Сновидец (СИ) - Охэйо Аннит (читать книги без сокращений .txt) 📗
К счастью, Твердыня не заметила его — или просто не обратила внимания? — проплыла мимо, волоча по тучам свою чудовищную тень, и скрылась на юге. Облака расступились, истаяли на её пути, открыв лучистую глубину неба. Его чистый свет очертил на берегу, только что первозданно пустом, угольный штрих лодки.
К его удивлению, лодка, сырая и потемневшая от старости, оказалась в сносном состоянии: по крайней мере, когда он сумел стащить её на воду, она не дала течи. Вёсел не нашлось, и Вайми толкал её сам, погружаясь всё глубже. Когда ноги перестали доставать до дна, он перевалился через борт и сел, весь мокрый, дрожащий от холода, но очень довольный собой. Восточный ветер быстро относил лодку от берега, и вскоре расстояние стало внушительным. Когда прибой скрылся из глаз, Вайми задумался.
Появление Твердыни потрясло его. Она явилась из-за пределов мира — точнее, мир оказался несравненно больше и невероятней, чем он мог представить, и Вайми хотелось танцевать от радости, от того, что реальность превзошла самые смелые его ожидания. Он был готов сделать что угодно, чтобы оказаться ТАМ — иначе неутолённое любопытство замучило бы его до смерти, а теперь ему просто с невероятной силой захотелось жить. Но он не знал, доживёт ли хотя бы до рассвета.

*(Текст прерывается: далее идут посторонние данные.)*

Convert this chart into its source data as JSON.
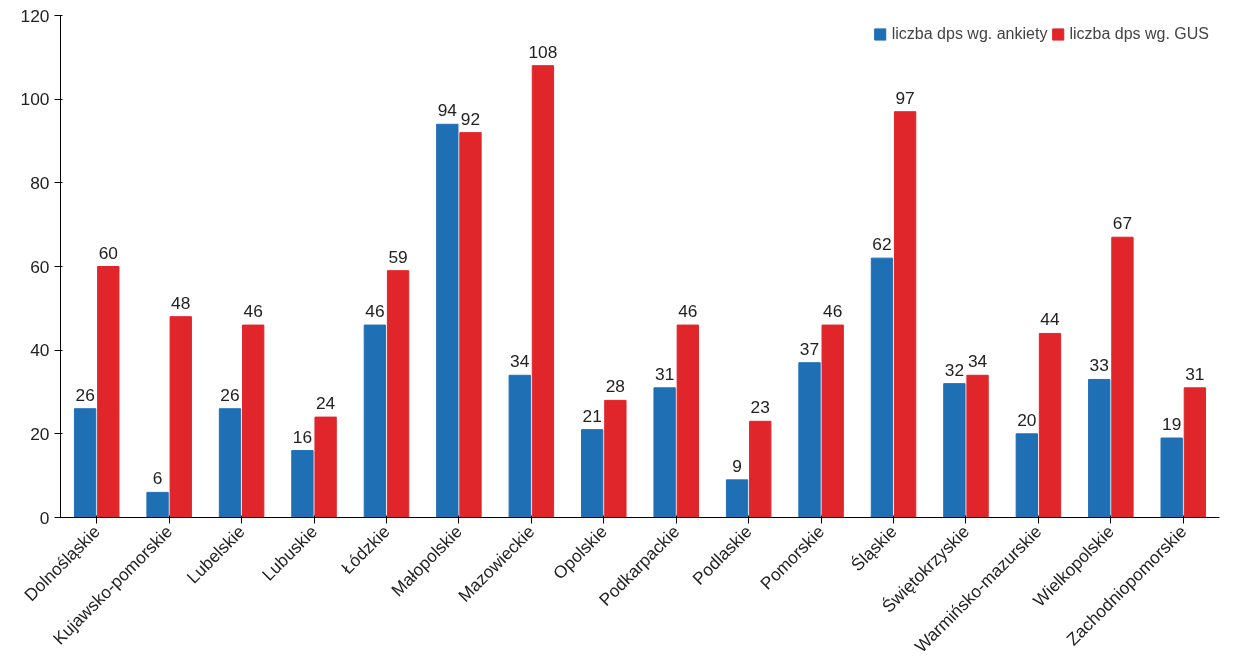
{
  "chart_data": {
    "type": "bar",
    "categories": [
      "Dolnośląskie",
      "Kujawsko-pomorskie",
      "Lubelskie",
      "Lubuskie",
      "Łódzkie",
      "Małopolskie",
      "Mazowieckie",
      "Opolskie",
      "Podkarpackie",
      "Podlaskie",
      "Pomorskie",
      "Śląskie",
      "Świętokrzyskie",
      "Warmińsko-mazurskie",
      "Wielkopolskie",
      "Zachodniopomorskie"
    ],
    "series": [
      {
        "name": "liczba dps wg. ankiety",
        "color": "#1f6fb5",
        "values": [
          26,
          6,
          26,
          16,
          46,
          94,
          34,
          21,
          31,
          9,
          37,
          62,
          32,
          20,
          33,
          19
        ]
      },
      {
        "name": "liczba dps wg. GUS",
        "color": "#e0262a",
        "values": [
          60,
          48,
          46,
          24,
          59,
          92,
          108,
          28,
          46,
          23,
          46,
          97,
          34,
          44,
          67,
          31
        ]
      }
    ],
    "ylim": [
      0,
      120
    ],
    "yticks": [
      0,
      20,
      40,
      60,
      80,
      100,
      120
    ],
    "data_labels": true,
    "legend": "top right",
    "grid": false
  }
}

Если лодка потонет посреди озера, он не сможет проплыть несколько миль в холодной воде. Здесь был парус — пускай сырой и заплесневевший, но Вайми смог его поставить и стал учиться им управлять. Однако ветер мог перемениться, мог затихнуть вообще. Его могло отнести в непролазные плавни, откуда он никогда не смог бы выбраться. Его могли заметить найры, сновавшие на своих лодках по озеру вдоль и поперёк. Он мог просто вывалиться за борт и утонуть. В любом случае, погибать теперь было невероятно обидно.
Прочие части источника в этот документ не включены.